- Born: 20 October 1952 (age 73) Antwerp, Belgium
- Occupations: film director, film producer, screenwriter

= Guy Lee Thys =

Guy Lee Thys (born 20 October 1952) is a Belgian film producer, director, and screenwriter.

In 1981 Guy Lee Thys, whose nickname in the Belgian media is "enfant terrible of Flemish Cinema", established Skyline Films, renamed Fact & Fiction in 1992. The small production company produces moderate budget feature-length fiction and documentaries.

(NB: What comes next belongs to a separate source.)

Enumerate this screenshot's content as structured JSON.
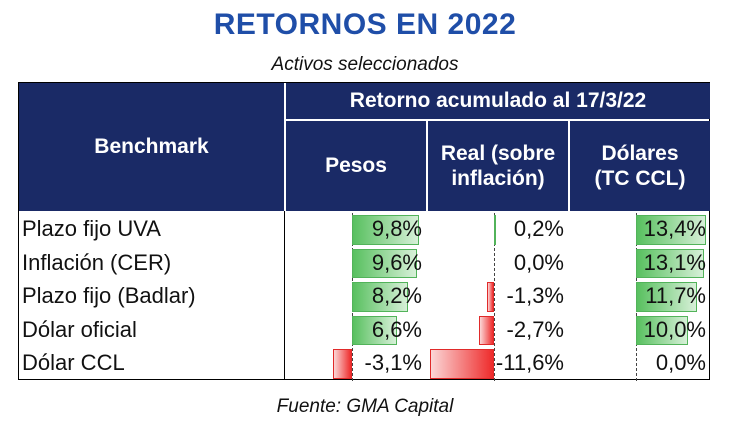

Fact & Fiction is headquartered in Antwerp, Belgium.

==Works==
- The Pencil Murders (aka De Potloodmoorden, 1982)
- Cruel Horizon (aka Boat People, 1989)
- Shades, as screenwriter and associate producer, starring Mickey Rourke, directed by Eric Van Looy (1999)
- Kassablanka (2002), a Romeo and Juliet story set in an Antwerp working class district where Muslims and white supremacists clash
- Suspect, emo-drama on phony incest victims, released in 2005
- The Box Collector (2008), as story writer and associate producer, directed by John Daly, shot in Winnipeg, Manitoba, Canada summer of 2007.
- Mixed Kebab (2012), the story about the gay relationship between a Turkish and Flemish guy.